Orange: Manifold Learning
Sumber: https://docs.biolab.si//3/visual-programming/widgets/unsupervised/manifoldlearning.html
Nonlinear dimensionality reduction.
Input
Data: input dataset
Output
Transformed Data: dataset with reduced coordinates
Manifold Learning is a technique which finds a non-linear manifold within the higher-dimensional space. The widget then outputs new coordinates which correspond to a two-dimensional space. Such data can be later visualized with Scatter Plot or other visualization widgets.

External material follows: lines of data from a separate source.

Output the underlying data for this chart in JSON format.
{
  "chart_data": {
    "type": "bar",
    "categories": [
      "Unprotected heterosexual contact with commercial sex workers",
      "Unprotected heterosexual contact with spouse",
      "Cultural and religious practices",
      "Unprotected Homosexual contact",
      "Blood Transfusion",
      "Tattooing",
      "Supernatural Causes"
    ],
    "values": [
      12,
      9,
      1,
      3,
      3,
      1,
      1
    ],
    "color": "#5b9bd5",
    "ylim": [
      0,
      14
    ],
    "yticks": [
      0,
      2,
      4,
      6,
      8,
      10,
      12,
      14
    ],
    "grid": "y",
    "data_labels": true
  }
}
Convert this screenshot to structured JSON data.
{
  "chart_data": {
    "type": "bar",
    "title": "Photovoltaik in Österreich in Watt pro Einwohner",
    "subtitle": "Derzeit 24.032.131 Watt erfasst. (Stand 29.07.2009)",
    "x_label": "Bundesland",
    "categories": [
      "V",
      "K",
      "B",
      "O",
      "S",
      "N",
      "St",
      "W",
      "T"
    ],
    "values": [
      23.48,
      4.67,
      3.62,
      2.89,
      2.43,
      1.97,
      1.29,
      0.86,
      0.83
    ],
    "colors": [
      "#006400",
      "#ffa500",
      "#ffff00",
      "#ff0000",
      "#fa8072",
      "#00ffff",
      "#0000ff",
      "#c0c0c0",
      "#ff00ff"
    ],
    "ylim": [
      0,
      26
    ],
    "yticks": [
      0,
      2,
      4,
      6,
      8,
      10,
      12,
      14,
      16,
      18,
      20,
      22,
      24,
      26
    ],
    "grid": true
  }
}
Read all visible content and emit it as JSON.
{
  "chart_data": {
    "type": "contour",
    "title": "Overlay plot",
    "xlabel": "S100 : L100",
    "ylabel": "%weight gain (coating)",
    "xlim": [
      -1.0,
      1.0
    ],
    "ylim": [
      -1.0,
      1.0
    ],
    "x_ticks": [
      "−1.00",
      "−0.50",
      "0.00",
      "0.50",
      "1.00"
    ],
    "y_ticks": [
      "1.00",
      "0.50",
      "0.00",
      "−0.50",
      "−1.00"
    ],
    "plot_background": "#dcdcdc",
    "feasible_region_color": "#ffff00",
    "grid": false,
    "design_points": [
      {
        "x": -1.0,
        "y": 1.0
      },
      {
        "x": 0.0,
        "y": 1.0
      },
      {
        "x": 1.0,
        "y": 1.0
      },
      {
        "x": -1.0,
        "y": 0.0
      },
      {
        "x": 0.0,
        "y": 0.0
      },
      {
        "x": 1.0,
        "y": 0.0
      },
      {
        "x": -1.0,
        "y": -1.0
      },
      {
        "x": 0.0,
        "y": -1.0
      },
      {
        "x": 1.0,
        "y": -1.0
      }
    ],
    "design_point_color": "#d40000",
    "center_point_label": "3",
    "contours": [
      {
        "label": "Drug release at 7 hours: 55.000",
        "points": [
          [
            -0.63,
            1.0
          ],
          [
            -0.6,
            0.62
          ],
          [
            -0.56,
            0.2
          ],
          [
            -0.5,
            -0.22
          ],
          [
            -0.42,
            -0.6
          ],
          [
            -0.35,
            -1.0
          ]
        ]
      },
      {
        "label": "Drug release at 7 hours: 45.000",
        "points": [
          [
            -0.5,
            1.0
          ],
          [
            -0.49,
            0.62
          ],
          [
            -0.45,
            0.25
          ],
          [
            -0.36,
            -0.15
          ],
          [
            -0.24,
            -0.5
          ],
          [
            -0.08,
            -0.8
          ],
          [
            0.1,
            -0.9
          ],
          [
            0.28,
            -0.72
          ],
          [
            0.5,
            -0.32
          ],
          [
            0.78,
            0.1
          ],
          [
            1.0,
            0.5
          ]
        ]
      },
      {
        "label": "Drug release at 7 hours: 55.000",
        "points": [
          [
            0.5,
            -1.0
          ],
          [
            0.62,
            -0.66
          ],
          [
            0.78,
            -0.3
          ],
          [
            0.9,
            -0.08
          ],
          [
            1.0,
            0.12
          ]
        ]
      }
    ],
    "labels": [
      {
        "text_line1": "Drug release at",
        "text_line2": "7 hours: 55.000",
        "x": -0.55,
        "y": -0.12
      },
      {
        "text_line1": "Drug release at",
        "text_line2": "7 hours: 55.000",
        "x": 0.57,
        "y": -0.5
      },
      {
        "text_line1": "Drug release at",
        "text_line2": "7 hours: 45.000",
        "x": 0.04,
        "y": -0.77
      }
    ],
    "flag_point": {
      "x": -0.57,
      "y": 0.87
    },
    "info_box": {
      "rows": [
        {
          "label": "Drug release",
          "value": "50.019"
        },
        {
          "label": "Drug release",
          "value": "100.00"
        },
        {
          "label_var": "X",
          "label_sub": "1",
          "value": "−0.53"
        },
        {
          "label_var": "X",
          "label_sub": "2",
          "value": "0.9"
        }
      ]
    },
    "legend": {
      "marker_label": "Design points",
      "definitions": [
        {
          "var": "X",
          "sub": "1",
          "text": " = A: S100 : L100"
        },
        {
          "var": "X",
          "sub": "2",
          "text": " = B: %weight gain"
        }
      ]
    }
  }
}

- Method for manifold learning:
- t-SNE
- MDS, see also MDS widget
- Isomap
- Locally Linear Embedding
- Spectral Embedding
- Set parameters for the method:
- t-SNE (distance measures):
- Euclidean distance
- Manhattan
- Chebyshev
- Jaccard
- Mahalanobis
- Cosine
- MDS (iterations and initialization):
- max iterations: maximum number of optimization interactions
- initialization: method for initialization of the algorithm (PCA or random)
- Isomap:
- number of neighbors
- Locally Linear Embedding:
- method:
- standard
- modified
- hessian eigenmap
- local
- number of neighbors
- max iterations
- method:
- Spectral Embedding:
- affinity:
- nearest neighbors
- RFB kernel
- affinity:
- t-SNE (distance measures):
- Output: the number of reduced features (components).
- If Apply automatically is ticked, changes will be propagated automatically. Alternatively, click Apply.
- Produce a report.
Manifold Learning widget produces different embeddings for high-dimensional data.
From left to right, top to bottom: t-SNE, MDS, Isomap, Locally Linear Embedding and Spectral Embedding.
Contoh
Manifold Learning widget transforms high-dimensional data into a lower dimensional approximation. This makes it great for visualizing datasets with many features. We used voting.tab to map 16-dimensional data onto a 2D graph. Then we used Scatter Plot to plot the embeddings.